Anyhow, since you mention you’re not into hand-coding models of humans where we know where the “wants” are stored, I’d be interested in your thoughts on that step too, since just looking for all computations that humans instantiate is going to return a whole lot of answers.
I think it will turn out that, with the right notion of abstraction, the underdetermination is much less severe than it looks at first. In particular, I don’t think abstraction is entirely described by a pareto curve of information thrown out vs predictive power. There are structural criteria, and those dramatically cut down the possibility space.
Consider the Navier-Stokes equations for fluid flow as an abstraction of (classical) molecular dynamics. There are other abstractions which keep around slightly more or slightly less information, and make slightly better or slightly worse predictions. But Navier-Stokes is special among these abstractions: it has what we might call a “closure” property. The quantities which Navier-Stokes predicts in one fluid cell (average density & momentum) can be fully predicted from the corresponding quantities in neighboring cells plus generic properties of the fluid (under certain assumptions/approximations). By contrast, imagine if we tried to also compute the skew or heteroskedasticity or other statistics of particle speeds in each cell. These would have bizarre interactions with higher moments, and might not be (approximately) deterministically predictable at all without introducing even more information in each cell. Going the other direction, imagine we throw out info about density & momentum in some of the cells. Then that throws off everything else, and suddenly our whole fluid model needs to track multiple possible flows.

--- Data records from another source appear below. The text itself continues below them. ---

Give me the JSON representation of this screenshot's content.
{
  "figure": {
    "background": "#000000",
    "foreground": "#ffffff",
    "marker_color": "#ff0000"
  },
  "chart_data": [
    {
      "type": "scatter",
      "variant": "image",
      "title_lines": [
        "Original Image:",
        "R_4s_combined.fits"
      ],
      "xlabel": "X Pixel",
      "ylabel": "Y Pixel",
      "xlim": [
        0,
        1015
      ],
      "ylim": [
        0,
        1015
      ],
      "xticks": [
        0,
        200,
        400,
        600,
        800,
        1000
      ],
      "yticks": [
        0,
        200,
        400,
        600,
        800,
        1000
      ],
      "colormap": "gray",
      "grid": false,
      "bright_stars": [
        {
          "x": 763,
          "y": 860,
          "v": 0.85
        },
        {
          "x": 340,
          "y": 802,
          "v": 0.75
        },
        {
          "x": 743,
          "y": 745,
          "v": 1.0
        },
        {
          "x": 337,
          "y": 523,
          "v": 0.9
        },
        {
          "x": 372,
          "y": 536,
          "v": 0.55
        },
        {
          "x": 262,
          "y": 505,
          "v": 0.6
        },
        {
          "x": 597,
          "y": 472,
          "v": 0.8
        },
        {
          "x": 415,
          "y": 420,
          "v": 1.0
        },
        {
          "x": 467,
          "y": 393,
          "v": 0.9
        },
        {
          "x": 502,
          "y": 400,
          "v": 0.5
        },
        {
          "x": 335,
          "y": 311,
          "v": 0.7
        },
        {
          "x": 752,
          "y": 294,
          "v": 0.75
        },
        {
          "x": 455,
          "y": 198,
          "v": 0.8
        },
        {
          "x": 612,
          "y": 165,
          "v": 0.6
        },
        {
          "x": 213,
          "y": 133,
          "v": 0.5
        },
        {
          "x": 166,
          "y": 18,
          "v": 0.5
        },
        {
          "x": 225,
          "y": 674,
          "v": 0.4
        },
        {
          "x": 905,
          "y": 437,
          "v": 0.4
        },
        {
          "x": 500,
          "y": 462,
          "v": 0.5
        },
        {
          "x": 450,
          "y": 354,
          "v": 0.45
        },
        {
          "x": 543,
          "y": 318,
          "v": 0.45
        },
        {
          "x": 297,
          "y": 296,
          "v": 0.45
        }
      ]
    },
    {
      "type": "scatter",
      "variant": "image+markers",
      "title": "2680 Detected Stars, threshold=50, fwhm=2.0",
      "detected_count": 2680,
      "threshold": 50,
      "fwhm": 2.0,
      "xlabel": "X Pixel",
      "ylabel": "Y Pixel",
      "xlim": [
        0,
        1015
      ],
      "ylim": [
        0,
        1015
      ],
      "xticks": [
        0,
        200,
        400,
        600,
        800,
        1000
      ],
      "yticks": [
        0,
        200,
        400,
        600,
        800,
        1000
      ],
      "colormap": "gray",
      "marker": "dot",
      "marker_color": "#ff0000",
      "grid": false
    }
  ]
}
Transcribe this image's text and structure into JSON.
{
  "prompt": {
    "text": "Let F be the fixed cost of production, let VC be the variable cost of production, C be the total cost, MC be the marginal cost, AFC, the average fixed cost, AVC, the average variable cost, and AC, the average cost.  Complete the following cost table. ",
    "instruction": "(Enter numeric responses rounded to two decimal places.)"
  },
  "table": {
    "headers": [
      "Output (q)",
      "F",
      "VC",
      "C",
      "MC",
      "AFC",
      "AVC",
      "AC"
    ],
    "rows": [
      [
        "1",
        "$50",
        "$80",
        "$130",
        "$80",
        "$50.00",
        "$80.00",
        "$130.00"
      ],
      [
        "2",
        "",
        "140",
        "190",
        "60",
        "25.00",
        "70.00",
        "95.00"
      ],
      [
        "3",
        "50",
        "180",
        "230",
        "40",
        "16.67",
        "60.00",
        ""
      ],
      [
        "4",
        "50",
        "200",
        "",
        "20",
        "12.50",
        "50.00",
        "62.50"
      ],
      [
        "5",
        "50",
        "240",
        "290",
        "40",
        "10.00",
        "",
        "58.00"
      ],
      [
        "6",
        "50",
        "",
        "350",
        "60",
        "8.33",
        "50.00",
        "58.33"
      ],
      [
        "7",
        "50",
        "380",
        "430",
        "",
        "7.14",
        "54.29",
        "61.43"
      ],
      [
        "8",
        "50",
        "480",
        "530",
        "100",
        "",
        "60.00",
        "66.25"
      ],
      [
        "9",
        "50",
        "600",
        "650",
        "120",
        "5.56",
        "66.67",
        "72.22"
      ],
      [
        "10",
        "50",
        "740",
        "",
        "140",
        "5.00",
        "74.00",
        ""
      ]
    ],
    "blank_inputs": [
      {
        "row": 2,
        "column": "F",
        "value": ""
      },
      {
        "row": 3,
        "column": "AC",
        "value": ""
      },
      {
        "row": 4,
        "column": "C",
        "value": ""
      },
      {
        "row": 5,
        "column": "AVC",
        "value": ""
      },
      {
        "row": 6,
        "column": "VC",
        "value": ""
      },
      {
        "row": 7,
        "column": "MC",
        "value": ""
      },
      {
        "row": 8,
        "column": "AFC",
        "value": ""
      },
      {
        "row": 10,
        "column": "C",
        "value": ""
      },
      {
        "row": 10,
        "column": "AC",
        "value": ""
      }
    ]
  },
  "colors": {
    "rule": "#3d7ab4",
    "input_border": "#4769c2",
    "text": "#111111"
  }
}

So there are “natural” levels of abstraction where we keep around exactly the quantities relevant to prediction of the other quantities. Part of what I’m working on is characterizing these abstractions: for any given ground-level system, how can we determine which such abstractions exist? Also, is this the right formulation of a “natural” abstraction, or is there a more/less general criteria which better captures our intuitions?
All this leads into modelling humans. I expect that there is such a natural level of abstraction which corresponds to our usual notion of “human”, and specifically humans as agents. I also expect that this natural abstraction is an agenty model, with “wants” build into it. I do not think that there are a large number of “nearby” natural abstractions.